Leaftiers: Small green caterpillars ½ inch long with dark brown heads eat the foliage and protect themselves in the leaves by webbing the sides together. Burpee Recommends: Crush the caterpillars in the leaves. Contact your local Cooperative Extension Service for recommendations if the problem is severe.
Rose Chafers: Beetles skeletonize leaves. Burpee Recommends: Hand pick beetles, or try milky spore.

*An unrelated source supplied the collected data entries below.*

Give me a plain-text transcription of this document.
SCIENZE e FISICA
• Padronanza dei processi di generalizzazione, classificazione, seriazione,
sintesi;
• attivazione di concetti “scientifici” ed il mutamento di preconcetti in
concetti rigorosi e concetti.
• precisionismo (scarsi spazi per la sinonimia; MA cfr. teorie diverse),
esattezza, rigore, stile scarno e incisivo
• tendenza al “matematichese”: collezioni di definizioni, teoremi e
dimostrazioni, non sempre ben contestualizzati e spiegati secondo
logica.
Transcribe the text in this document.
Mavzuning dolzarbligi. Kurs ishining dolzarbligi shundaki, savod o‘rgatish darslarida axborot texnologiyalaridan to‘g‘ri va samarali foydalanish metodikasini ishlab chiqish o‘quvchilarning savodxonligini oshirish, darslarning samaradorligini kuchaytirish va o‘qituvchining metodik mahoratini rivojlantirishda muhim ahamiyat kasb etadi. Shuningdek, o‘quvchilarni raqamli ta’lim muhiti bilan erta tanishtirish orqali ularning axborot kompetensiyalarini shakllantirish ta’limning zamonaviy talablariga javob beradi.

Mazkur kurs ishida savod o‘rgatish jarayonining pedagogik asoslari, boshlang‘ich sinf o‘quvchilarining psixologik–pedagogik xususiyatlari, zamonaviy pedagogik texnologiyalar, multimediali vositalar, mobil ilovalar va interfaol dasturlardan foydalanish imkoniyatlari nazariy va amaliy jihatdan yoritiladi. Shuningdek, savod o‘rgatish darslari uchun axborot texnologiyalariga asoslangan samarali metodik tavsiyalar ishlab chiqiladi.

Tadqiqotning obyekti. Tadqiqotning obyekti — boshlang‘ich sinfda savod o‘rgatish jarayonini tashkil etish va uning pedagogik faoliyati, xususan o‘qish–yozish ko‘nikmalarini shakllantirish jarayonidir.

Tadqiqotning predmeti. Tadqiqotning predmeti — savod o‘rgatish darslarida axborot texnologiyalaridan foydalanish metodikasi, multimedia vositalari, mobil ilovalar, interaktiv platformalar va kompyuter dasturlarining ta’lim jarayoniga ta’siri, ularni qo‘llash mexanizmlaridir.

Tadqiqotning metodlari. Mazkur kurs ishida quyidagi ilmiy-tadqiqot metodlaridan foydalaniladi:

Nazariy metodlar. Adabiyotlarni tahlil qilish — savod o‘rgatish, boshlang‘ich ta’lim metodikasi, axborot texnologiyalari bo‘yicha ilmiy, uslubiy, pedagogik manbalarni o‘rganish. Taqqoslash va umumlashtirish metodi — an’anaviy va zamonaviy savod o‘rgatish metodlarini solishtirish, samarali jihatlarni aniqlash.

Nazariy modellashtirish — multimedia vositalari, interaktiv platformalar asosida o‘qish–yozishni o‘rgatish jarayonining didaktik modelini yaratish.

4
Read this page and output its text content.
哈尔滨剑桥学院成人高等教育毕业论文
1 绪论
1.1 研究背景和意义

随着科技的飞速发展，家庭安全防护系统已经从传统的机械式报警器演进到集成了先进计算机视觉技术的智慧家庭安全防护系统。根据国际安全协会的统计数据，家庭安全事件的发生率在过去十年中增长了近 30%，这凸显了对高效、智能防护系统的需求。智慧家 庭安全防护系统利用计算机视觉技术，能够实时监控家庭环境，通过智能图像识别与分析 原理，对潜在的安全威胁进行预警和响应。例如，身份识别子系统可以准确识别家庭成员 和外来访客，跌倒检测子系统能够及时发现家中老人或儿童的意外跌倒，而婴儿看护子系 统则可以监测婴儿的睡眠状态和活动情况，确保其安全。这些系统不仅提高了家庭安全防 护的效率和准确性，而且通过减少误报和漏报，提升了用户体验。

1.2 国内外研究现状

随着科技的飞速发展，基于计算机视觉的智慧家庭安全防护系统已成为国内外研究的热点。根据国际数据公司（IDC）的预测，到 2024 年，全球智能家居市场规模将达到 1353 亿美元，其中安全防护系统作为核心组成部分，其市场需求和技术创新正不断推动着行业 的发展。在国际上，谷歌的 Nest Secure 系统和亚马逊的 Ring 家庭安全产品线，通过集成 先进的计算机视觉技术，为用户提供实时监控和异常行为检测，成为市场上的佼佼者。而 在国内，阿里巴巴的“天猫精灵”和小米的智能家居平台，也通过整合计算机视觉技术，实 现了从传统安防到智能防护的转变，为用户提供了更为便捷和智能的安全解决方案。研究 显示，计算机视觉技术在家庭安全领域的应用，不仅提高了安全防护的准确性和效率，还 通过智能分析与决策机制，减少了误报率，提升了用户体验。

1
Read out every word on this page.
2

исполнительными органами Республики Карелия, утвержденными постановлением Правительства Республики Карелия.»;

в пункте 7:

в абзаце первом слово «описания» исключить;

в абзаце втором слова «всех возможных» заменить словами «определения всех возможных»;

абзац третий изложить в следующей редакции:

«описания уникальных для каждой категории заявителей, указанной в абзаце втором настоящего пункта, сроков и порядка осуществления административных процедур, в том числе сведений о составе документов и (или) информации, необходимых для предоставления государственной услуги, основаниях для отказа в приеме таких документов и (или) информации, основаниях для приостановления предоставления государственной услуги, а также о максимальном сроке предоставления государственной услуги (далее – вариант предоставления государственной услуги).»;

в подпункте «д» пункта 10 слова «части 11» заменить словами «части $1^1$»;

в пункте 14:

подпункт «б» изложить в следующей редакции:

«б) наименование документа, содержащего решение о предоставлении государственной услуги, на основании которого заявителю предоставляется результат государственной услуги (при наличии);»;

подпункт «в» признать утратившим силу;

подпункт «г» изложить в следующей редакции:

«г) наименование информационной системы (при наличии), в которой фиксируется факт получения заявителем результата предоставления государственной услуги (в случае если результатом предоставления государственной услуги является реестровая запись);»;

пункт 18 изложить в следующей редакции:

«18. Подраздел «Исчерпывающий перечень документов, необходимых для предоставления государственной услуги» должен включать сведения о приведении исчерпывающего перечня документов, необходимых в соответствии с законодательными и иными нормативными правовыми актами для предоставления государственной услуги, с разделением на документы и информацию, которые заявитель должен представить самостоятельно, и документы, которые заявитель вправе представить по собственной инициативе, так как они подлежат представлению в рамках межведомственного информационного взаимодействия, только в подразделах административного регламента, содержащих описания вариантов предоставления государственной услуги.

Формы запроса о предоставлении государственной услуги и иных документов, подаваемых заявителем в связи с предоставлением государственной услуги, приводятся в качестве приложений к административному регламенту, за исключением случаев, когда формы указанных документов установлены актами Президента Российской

Scale: Small bugs look like brown, black, gray to white bumps on the stems of plants. Scale may not have any apparent legs and may not move. Scales have a sucking mouth part. Scale may produce honeydew so leaves and stems may be sticky. Scale can weaken the plant causing it to grow very slowly and may wilt at the middle of the day. Burpee Recommends: Completely spray the stems with insecticidal soap. For a severe infestation contact your local County Extension Service for recommendation for your area.
Spider Mites: These tiny spider-like pests are about the size of a grain of pepper. They may be red, black, brown or yellow. They suck on the plant juices removing chlorophyll and injecting toxins which cause white dots on the foliage. There is often webbing visible on the plant. They cause the foliage to turn yellow and become dry and stippled. They multiply quickly and thrive in dry conditions. Burpee Recommends: Spider mites may be controlled with a forceful spray every other day. Try hot pepper wax or insecticidal soap. Check with your Cooperative Extension Service for miticide recommendations.
Why are the leaves of my schizophragma stuck together? It sounds like you may have leaftiers. Look for small green worms in the leaves and hand pick if you see them.
Can I cut the flowers of my schizophragma? Yes, they add drama to a bouquet and are good for drying.
Why hasn’t my schizophragma bloomed yet? These are relatively slow vines to establish a root system and may take two or three years to bloom. Once they establish roots, in good garden conditions they should bloom reliably.
Is schizophragma native? Schizophragma is native to Japan.